Because the best SaaS webinars don’t just teach. They sell.
FAQ
The most successful SaaS webinars include:
- Product demos and how-to sessions — showing people exactly how your software fixes their problems
- Customer success stories — sharing real results from people already using your product
- Onboarding and training sessions — helping new users get value from your tool quickly
- Industry trends and expert talks — positioning your brand as someone who really knows the space
Track these numbers to see if your webinar actually worked:
- Registration numbers and attendance: Determine the number of individuals who registered and the number of those that attended.
- Engagement scores: The engagement scores allow understanding the number of people who took part in polls, asked questions, or used the chat.

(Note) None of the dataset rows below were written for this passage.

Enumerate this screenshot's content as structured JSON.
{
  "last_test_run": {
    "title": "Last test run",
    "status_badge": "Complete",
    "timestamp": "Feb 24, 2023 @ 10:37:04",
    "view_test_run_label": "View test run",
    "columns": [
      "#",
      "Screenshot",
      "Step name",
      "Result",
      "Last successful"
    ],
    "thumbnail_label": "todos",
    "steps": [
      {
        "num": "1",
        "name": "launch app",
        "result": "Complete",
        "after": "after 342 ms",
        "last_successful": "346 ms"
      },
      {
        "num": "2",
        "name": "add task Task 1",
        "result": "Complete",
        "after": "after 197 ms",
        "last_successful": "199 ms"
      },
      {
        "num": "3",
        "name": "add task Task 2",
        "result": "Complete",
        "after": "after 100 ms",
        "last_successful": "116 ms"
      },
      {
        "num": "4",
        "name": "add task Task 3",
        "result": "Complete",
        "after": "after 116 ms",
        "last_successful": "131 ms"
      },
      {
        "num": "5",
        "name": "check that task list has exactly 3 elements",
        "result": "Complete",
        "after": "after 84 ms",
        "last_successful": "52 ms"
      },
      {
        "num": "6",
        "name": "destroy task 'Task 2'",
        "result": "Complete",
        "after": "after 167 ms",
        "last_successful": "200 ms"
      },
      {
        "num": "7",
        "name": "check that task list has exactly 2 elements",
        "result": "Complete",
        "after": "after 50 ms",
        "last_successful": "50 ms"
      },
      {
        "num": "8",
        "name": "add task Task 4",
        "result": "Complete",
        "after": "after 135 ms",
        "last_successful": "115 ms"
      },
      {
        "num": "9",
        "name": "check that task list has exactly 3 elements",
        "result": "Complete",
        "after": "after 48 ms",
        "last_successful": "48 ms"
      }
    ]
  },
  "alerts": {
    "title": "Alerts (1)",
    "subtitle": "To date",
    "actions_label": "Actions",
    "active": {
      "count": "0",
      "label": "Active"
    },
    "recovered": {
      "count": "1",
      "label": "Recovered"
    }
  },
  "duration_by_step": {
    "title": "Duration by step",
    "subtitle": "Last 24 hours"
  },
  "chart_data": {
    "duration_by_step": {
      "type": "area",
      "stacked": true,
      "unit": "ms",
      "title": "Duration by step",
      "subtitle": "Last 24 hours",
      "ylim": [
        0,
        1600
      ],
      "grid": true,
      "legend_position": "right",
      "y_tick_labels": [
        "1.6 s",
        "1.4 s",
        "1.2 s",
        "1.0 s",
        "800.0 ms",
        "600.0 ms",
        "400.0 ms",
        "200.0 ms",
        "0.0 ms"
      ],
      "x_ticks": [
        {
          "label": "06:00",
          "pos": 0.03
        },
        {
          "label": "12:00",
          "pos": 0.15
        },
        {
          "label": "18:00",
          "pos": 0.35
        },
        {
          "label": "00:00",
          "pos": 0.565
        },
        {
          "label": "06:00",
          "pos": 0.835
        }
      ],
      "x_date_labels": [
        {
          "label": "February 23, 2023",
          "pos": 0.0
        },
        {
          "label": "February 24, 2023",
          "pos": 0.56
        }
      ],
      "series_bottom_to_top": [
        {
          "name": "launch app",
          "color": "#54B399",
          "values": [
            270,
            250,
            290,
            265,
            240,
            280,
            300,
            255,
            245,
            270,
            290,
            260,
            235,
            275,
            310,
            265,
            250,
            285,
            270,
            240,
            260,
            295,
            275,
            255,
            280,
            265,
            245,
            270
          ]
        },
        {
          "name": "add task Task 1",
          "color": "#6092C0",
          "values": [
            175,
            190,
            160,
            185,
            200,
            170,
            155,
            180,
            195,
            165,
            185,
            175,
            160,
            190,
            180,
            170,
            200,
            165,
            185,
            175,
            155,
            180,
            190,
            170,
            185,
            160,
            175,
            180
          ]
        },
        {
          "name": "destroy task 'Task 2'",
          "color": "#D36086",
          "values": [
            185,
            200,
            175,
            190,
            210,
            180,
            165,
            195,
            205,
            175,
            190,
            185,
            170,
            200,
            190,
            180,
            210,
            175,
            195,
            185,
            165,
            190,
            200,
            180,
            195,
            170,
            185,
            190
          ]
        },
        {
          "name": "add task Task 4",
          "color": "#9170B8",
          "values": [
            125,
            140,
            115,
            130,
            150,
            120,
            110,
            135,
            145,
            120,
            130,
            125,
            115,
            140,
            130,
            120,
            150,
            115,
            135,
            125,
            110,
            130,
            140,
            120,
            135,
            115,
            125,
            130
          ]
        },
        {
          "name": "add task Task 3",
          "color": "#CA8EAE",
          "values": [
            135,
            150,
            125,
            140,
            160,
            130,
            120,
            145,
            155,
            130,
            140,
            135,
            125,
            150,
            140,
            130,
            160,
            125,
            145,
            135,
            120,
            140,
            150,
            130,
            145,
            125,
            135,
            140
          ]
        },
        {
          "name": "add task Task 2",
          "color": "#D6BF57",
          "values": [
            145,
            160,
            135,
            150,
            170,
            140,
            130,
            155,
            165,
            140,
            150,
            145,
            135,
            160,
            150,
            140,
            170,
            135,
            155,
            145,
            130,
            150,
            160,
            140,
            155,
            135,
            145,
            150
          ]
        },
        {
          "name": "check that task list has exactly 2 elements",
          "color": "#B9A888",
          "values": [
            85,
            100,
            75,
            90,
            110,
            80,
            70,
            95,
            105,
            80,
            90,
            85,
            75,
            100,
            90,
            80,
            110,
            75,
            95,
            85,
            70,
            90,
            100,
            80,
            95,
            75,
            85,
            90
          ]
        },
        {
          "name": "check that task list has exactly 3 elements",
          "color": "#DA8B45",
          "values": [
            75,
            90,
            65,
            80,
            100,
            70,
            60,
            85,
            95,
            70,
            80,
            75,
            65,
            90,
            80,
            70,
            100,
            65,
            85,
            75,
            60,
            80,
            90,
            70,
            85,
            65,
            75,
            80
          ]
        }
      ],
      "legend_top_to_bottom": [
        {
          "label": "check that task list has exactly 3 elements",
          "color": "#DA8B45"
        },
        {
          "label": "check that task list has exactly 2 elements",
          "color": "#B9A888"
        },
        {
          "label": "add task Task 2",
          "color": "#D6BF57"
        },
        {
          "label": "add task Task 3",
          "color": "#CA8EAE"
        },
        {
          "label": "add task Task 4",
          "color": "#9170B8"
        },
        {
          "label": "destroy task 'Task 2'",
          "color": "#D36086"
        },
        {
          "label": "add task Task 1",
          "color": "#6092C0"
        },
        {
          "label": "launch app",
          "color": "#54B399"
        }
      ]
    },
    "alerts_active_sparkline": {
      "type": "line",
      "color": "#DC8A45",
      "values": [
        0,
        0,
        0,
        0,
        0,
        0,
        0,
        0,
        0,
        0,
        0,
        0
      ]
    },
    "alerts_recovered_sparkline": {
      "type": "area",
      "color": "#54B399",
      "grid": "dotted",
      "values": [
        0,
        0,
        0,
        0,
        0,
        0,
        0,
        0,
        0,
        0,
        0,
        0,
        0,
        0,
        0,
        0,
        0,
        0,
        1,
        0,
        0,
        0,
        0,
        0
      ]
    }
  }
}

- Conversion rate post-webinar: Number of individuals who “converted” – scheduled a demo, started a free trial, or made a purchase.
- Cost per lead: Compare the cost of the webinar and the cost of other marketing channels.
- Revenue influenced: Figure out how much of your pipeline or closed deals can actually be traced back to people who attended your webinar.
It depends on what you can handle and what your audience wants. Weekly webinars work great for ongoing customer training and product education. Monthly webinars are good for announcing new features or sharing thought leadership without wearing people out. Quarterly webinars make sense for big product launches or major industry updates. The most important thing is consistency. Pick a schedule you can actually stick to with good content every single time.
Two weeks before the event, send a strong email invitation that makes it clear what problem you’re trying to solve. Remind people one week, one day, and one hour before the session starts. Make sure your subject line grabs people’s attention and makes them feel like they need to act quickly. Only ask for what you really need on your registration form, and keep it short. The first few lines of your landing page should make it clear why someone should care.